We all like a drink every now and then, and some of us may make occasional use of recreational drugs, or play the odd game of cards. We all have our vices, and if we enjoy them in moderation they don't have to be too much of a problem.
But how can you tell when an occasional indulgence is getting out of hand? Or, not to mince words, how can you tell when you've started down the slippery slope to addiction?
It's tricky, but it is possible to identify red flags in ourselves and in others that suggest we're storing up problems for the future. It's actually estimated that three in 10 adults drink enough alcohol to put them at risk of developing alcoholism and more men die of drinking than women. In other words, addiction is a very real possibility for many of us. Knowing the signs, and our own susceptibility, could help us stop addiction before it grabs us by the throat.
Is there an 'addictive personality'?
Addiction has been described as "the continued involvement with a substance or activity despite the negative consequences associated with it." But of course, some people can drink, gamble or shop and never suffer any negative consequences. They never reach the point where they have to do more and more of something just to get the same level of fleeting satisfaction. They may develop a habit, but never an addiction.
Which begs a fundamental question. Why do some people become addicted when others don't? Can a susceptibility to addiction be hardwired into our DNA? "In a word, yes," says Adrianna Irvine, a psychotherapist who focuses on addiction. "It not only can be, it is."
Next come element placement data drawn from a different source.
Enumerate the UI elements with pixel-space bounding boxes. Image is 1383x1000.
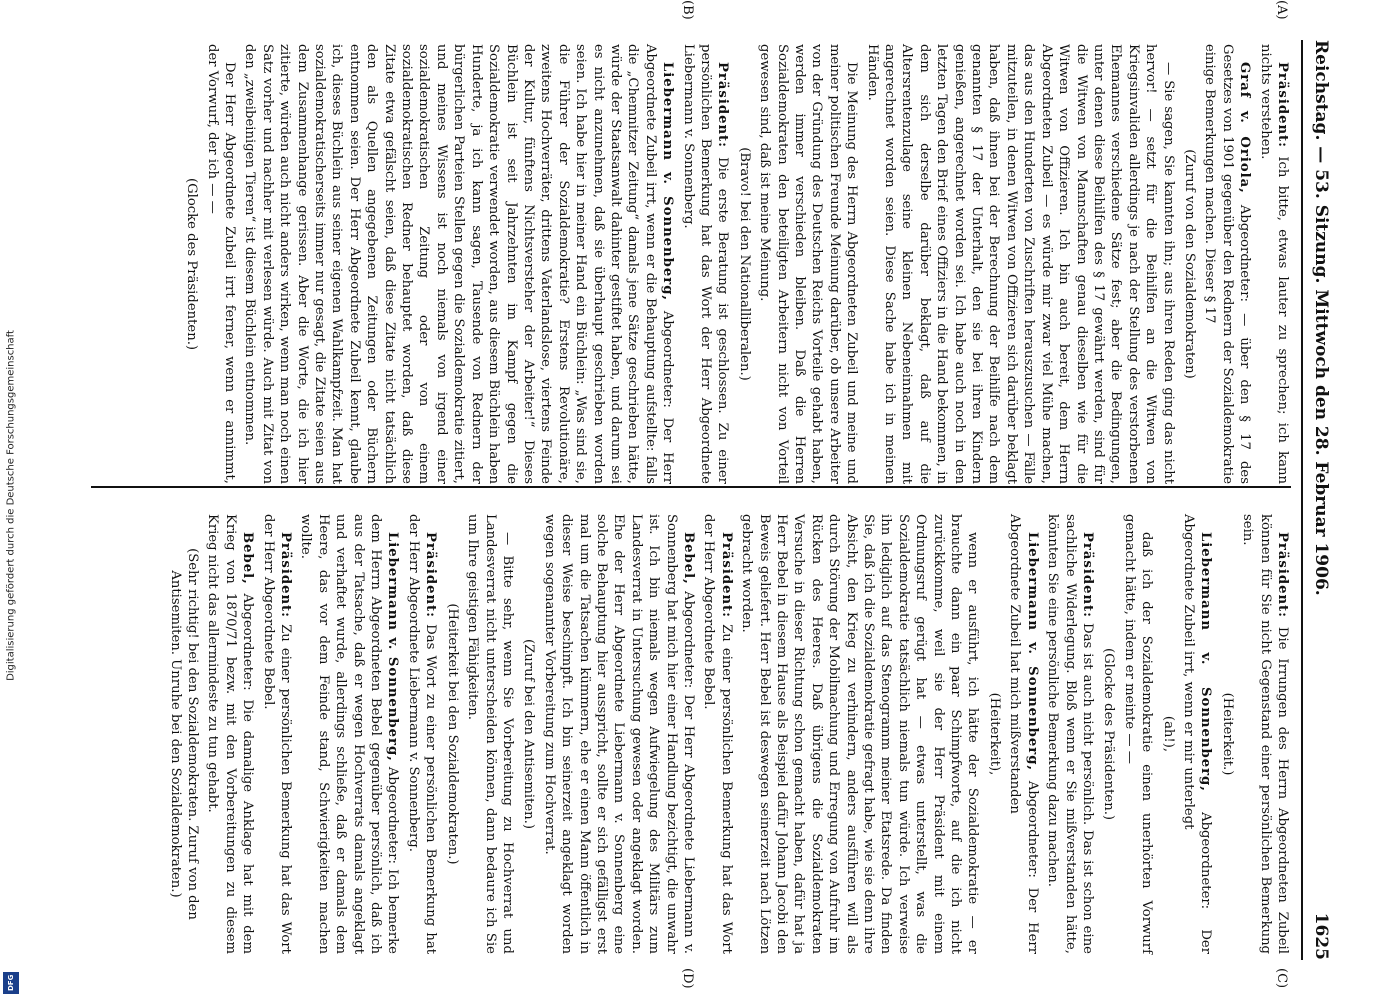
- speaker-name: Präsident:: [1275, 62, 1290, 149]
- speaker-name: Bebel,: [240, 532, 256, 585]
- margin-marker-a: (A): [1274, 0, 1289, 20]
- speaker-name: Liebermann v. Sonnenberg,: [1198, 532, 1214, 792]
- digitization-sidebar: [0, 0, 22, 1000]
- speaker-name: Präsident:: [423, 532, 439, 619]
- paragraph-text: Abgeordneter: Der Herr Abgeordnete Liebermann v. Sonnenberg hat mich hier einer Handlung bezichtigt, die unwahr ist. Ich bin niemals wegen Aufwiegelung des Militärs zum Landesverrat in Untersuchung gewesen oder angeklagt worden. Ehe der Herr Abgeordnete Liebermann v. Sonnenberg eine solche Behauptung hier ausspricht, sollte er sich gefälligst erst mal um die Tatsachen kümmern, ehe er einen Mann öffentlich in dieser Weise beschimpft. Ich bin seinerzeit angeklagt worden wegen sogenannter Vorbereitung zum Hochverrat.: [541, 514, 696, 954]
- paragraph: [1044, 514, 1096, 954]
- speaker-name: Liebermann v. Sonnenberg,: [385, 532, 401, 762]
- paragraph-text: Das Wort zu einer persönlichen Bemerkung hat der Herr Abgeordnete Liebermann v. Sonnenberg.: [405, 514, 439, 954]
- speaker-name: Bebel,: [681, 532, 696, 585]
- interjection: (Glocke des Präsidenten.): [184, 177, 200, 351]
- dfg-logo: DFG: [3, 972, 19, 994]
- speaker-name: Graf v. Oriola,: [1237, 62, 1253, 194]
- paragraph: [1180, 514, 1215, 954]
- margin-marker-c: (C): [1274, 968, 1289, 989]
- interjection: (Heiterkeit),: [986, 692, 1002, 776]
- header-rule: [1301, 40, 1303, 960]
- paragraph: [1201, 44, 1253, 484]
- paragraph: Die Meinung des Herrn Abgeordneten Zubeil und meine und meiner politischen Freunde Meinung darüber, ob unsere Arbeiter von der Gründung des Deutschen Reichs Vorteile gehabt haben, werden immer verschieden bleiben. Daß die Herren Sozialdemokraten den beteiligten Arbeitern nicht von Vorteil gewesen sind, daß ist meine Meinung.: [757, 44, 860, 484]
- paragraph: [204, 514, 256, 954]
- paragraph-text: Abgeordneter: Der Abgeordnete Zubeil irrt, wenn er mir unterlegt: [1180, 514, 1214, 954]
- paragraph: — Bitte sehr, wenn Sie Vorbereitung zu Hochverrat und Landesverrat nicht unterscheiden können, dann bedaure ich Sie um Ihre geistigen Fähigkeiten.: [465, 514, 515, 954]
- speaker-name: Präsident:: [1079, 532, 1095, 619]
- paragraph: [679, 44, 731, 484]
- interjection: (ah!),: [1160, 715, 1176, 753]
- interjection: (Zuruf bei den Antisemiten.): [521, 638, 537, 830]
- paragraph: [241, 44, 676, 484]
- paragraph-text: Abgeordneter: Der Herr Abgeordnete Zubeil irrt, wenn er die Behauptung aufstellte: falls die „Chemnitzer Zeitung“ damals jene Sätze geschrieben hätte, würde der Staatsanwalt dahinter gestiftet haben, und darum sei es nicht anzunehmen, daß sie überhaupt geschrieben worden seien. Ich habe hier in meiner Hand ein Büchlein: „Was sind sie, die Führer der Sozialdemokratie? Erstens Revolutionäre, zweitens Hochverräter, drittens Vaterlandslose, viertens Feinde der Kultur, fünftens Nichtsversteher der Arbeiter!“ Dieses Büchlein ist seit Jahrzehnten im Kampf gegen die Sozialdemokratie verwendet worden, aus diesem Büchlein haben Hunderte, ja ich kann sagen, Tausende von Rednern der bürgerlichen Parteien Stellen gegen die Sozialdemokratie zitiert, und meines Wissens ist noch niemals von irgend einer sozialdemokratischen Zeitung oder von einem sozialdemokratischen Redner behauptet worden, daß diese Zitate etwa gefälscht seien, daß diese Zitate nicht tatsächlich den als Quellen angegebenen Zeitungen oder Büchern entnommen seien. Der Herr Abgeordnete Zubeil kennt, glaube ich, dieses Büchlein aus seiner eigenen Wahlkampfzeit. Man hat sozialdemokratischerseits immer nur gesagt, die Zitate seien aus dem Zusammenhange gerissen. Aber die Worte, die ich hier zitierte, würden auch nicht anders wirken, wenn man noch einen Satz vorher und nachher mit verlesen würde. Auch mit Zitat von den „zweibeinigen Tieren“ ist diesem Büchlein entnommen.: [242, 44, 676, 484]
- paragraph-text: Ich bitte, etwas lauter zu sprechen; ich kann nichts verstehen.: [1257, 44, 1290, 484]
- speaker-name: Liebermann v. Sonnenberg,: [1024, 532, 1040, 772]
- paragraph-text: Abgeordneter: — über den § 17 des Gesetzes von 1901 gegenüber den Rednern der Sozialdemokratie einige Bemerkungen machen. Dieser § 17: [1202, 44, 1253, 484]
- paragraph: [1239, 514, 1291, 954]
- column-divider: [91, 486, 1291, 488]
- interjection: (Heiterkeit bei den Sozialdemokraten.): [444, 603, 460, 865]
- interjection: (Sehr richtig! bei den Sozialdemokraten. Zuruf von den Antisemiten. Unruhe bei den Sozialdemokraten.): [167, 548, 201, 920]
- speaker-name: Präsident:: [278, 532, 294, 619]
- paragraph-text: Die Irrungen des Herrn Abgeordneten Zubeil können für Sie nicht Gegenstand einer persönlichen Bemerkung sein.: [1240, 514, 1290, 954]
- digitization-credit: Digitalisierung gefördert durch die Deutsche Forschungsgemeinschaft: [5, 330, 17, 681]
- speaker-name: Präsident:: [1275, 532, 1290, 619]
- paragraph-text: Zu einer persönlichen Bemerkung hat das Wort der Herr Abgeordnete Bebel.: [701, 514, 734, 954]
- paragraph-text: Abgeordneter: Ich bemerke dem Herrn Abgeordneten Bebel gegenüber persönlich, daß ich aus der Tatsache, daß er wegen Hochverrats damals angeklagt und verhaftet wurde, allerdings schließe, daß er damals dem Heere, das vor dem Feinde stand, Schwierigkeiten machen wollte.: [298, 514, 401, 954]
- paragraph: — Sie sagen, Sie kannten ihn; aus ihren Reden ging das nicht hervor! — setzt für die Beihilfen an die Witwen von Kriegsinvaliden allerdings je nach der Stellung des verstorbenen Ehemannes verschiedene Sätze fest; aber die Bedingungen, unter denen diese Beihilfen des § 17 gewährt werden, sind für die Witwen von Mannschaften genau dieselben wie für die Witwen von Offizieren. Ich bin auch bereit, dem Herrn Abgeordneten Zubeil — es würde mir zwar viel Mühe machen, das aus den Hunderten von Zuschriften herauszusuchen — Fälle mitzuteilen, in denen Witwen von Offizieren sich darüber beklagt haben, daß ihnen bei der Berechnung der Beihilfe nach dem genannten § 17 der Unterhalt, den sie bei ihren Kindern genießen, angerechnet worden sei. Ich habe auch noch in den letzten Tagen den Brief eines Offiziers in die Hand bekommen, in dem sich derselbe darüber beklagt, daß auf die Altersrentenzulage seine kleinen Nebeneinnahmen mit angerechnet worden seien. Diese Sache habe ich in meinen Händen.: [864, 44, 1176, 484]
- document-page: [65, 0, 1335, 1000]
- paragraph-text: Die erste Beratung ist geschlossen. Zu einer persönlichen Bemerkung hat das Wort der Herr Abgeordnete Liebermann v. Sonnenberg.: [680, 44, 731, 484]
- right-column: [162, 514, 1291, 954]
- paragraph: [405, 514, 440, 954]
- interjection: (Bravo! bei den Nationalliberalen.): [736, 147, 752, 381]
- paragraph: [1256, 44, 1291, 484]
- interjection: (Zuruf von den Sozialdemokraten): [1181, 149, 1197, 379]
- page-number: 1625: [1311, 912, 1331, 960]
- paragraph: [1006, 514, 1041, 954]
- paragraph: daß ich der Sozialdemokratie einen unerhörten Vorwurf gemacht hätte, indem er meinte — —: [1121, 514, 1155, 954]
- interjection: (Glocke des Präsidenten.): [1101, 647, 1117, 821]
- paragraph-text: Das ist auch nicht persönlich. Das ist schon eine sachliche Widerlegung. Bloß wenn er Sie mißverstanden hätte, könnten Sie eine persönliche Bemerkung dazu machen.: [1045, 514, 1095, 954]
- paragraph: [540, 514, 697, 954]
- paragraph-text: Abgeordneter: Die damalige Anklage hat mit dem Krieg von 1870/71 bezw. mit den Vorbereitungen zu diesem Krieg nicht das allermindeste zu tun gehabt.: [205, 514, 256, 954]
- header-title: Reichstag. — 53. Sitzung. Mittwoch den 28. Februar 1906.: [1311, 40, 1331, 596]
- paragraph: wenn er ausführt, ich hätte der Sozialdemokratie — er brauchte dann ein paar Schimpfworte, auf die ich nicht zurückkomme, weil sie der Herr Präsident mit einem Ordnungsruf gerügt hat — etwas unterstellt, was die Sozialdemokratie tatsächlich niemals tun würde. Ich verweise ihn lediglich auf das Stenogramm meiner Etatsrede. Da finden Sie, daß ich die Sozialdemokratie gefragt habe, wie sie denn ihre Absicht, den Krieg zu verhindern, anders ausführen will als durch Störung der Mobilmachung und Erregung von Aufruhr im Rücken des Heeres. Daß übrigens die Sozialdemokraten Versuche in dieser Richtung schon gemacht haben, dafür hat ja Herr Bebel in diesem Hause als Beispiel dafür Johann Jacobi den Beweis geliefert. Herr Bebel ist deswegen seinerzeit nach Lötzen gebracht worden.: [739, 514, 981, 954]
- speaker-name: Präsident:: [718, 532, 734, 619]
- speaker-name: Liebermann v. Sonnenberg,: [660, 62, 676, 302]
- paragraph: Der Herr Abgeordnete Zubeil irrt ferner, wenn er annimmt, der Vorwurf, der ich — —: [204, 44, 238, 484]
- speaker-name: Präsident:: [715, 62, 731, 149]
- paragraph-text: Abgeordneter: Der Herr Abgeordnete Zubeil hat mich mißverstanden: [1007, 514, 1040, 954]
- margin-marker-b: (B): [680, 0, 695, 20]
- left-column: [179, 44, 1291, 484]
- paragraph: [700, 514, 735, 954]
- page-header: [1307, 40, 1335, 960]
- interjection: (Heiterkeit.): [1219, 692, 1235, 776]
- paragraph: [297, 514, 401, 954]
- paragraph-text: Zu einer persönlichen Bemerkung hat das Wort der Herr Abgeordnete Bebel.: [260, 514, 294, 954]
- paragraph: [259, 514, 294, 954]
- margin-marker-d: (D): [680, 968, 695, 989]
For example, says Irvine, "children of alcoholic parents are four times more likely to become alcoholics than other children". It's estimated that between 40 and 60% of our vulnerability to addiction is genetic. But it's not quite as simple as that. Genetic vulnerability can, "skip a generation, it can move latterally (from an uncle or aunt, cousin etc), and of course there are other, possibly more potent, factors involved before you have a 'full-blown addict' on your hands," she adds.
Susceptibility in itself is not a guarantee of anything. Issues of self-esteem and self-interest, and problems with setting boundaries, are also likely to be present if someone is to become an addict. "It's not just our genetic predisposition, it's also our childhood, families and experiences that all go into the mix," says Irvine.
Are addicts just weak?
But if you're slumping into work with a hangover every morning, or you're gambling so much that you're having trouble paying the rent, surely you can see the damaging consequences of your actions and just stop? Again, addiction is considerably more complex than that. Addiction doesn't develop in the bit of brain the frontal cortex where morality, judgment and reasoning occur. According to Irvine, "addiction and its processes take place in the bit of the brain we share with animals!"
"It's in the unconscious where the drives to survive are held," she says. "This bit doesn't think, or make choices or understand consequences, it handles the next few seconds, to get us from moment to moment."
That's why addiction is so difficult to correct once it's got you. It activates some of our most basic, primal urges, in a part of the brain that favours instinct over rational thinking. And that's why by far the best option is to identify the red flags of addiction early and stop it before it takes hold.
What are the signs?
But is someone with a predisposition to addiction, and who has just discovered the delights of online poker, really in a position to see the signs of a slide into dependence? Yes, if he's prepared to take a step back and analyse his behaviour.
"We DO know when we are over-riding our own sense of what 'enough' is we know when we are 'acting out' we know when we should or could stop and don't," says Adrianna Irvine. Quite simply, to gauge your own behaviour, imagine how you'd feel if you got caught in the act (by a partner, relative, colleague or boss, for instance)? If there's guilt or shame there, you may need to consider what's behind it.
But you may have put systems in place to make sure you don't get caught. Doing things in secret is also a warning sign, along with lying to cover your tracks and starting to avoid situations a night out drinking with friends, say where the extent of your problem might be revealed. In a nutshell, is your normal behaviour being affected? Have you started being late a little too often, do you spend ages procrastinating over easy decisions, or are you having trouble focusing on the task in hand?
"None of those as a one-off amount to a hill of beans but a few or all begin to add up to behaviour that gives a picture that the person is in trouble," says Irvine. She adds that it's not necessarily addiction at that point but if you can tick all or many of those boxes it's definitely a bright red flag.
If you spot the red flags early, in yourself or someone else, it's very possible to switch tracks with the help of friends, family or professionals. If you think you're starting to become dependent, see your GP in the first instance, who can suggest an appropriate route to recovery. And remember, up to half of your vulnerability to addiction may be genetic. We all need to keep a grip on habits that, in excess, may be self-destructive, but it's worth being particularly careful if dependence runs in your family.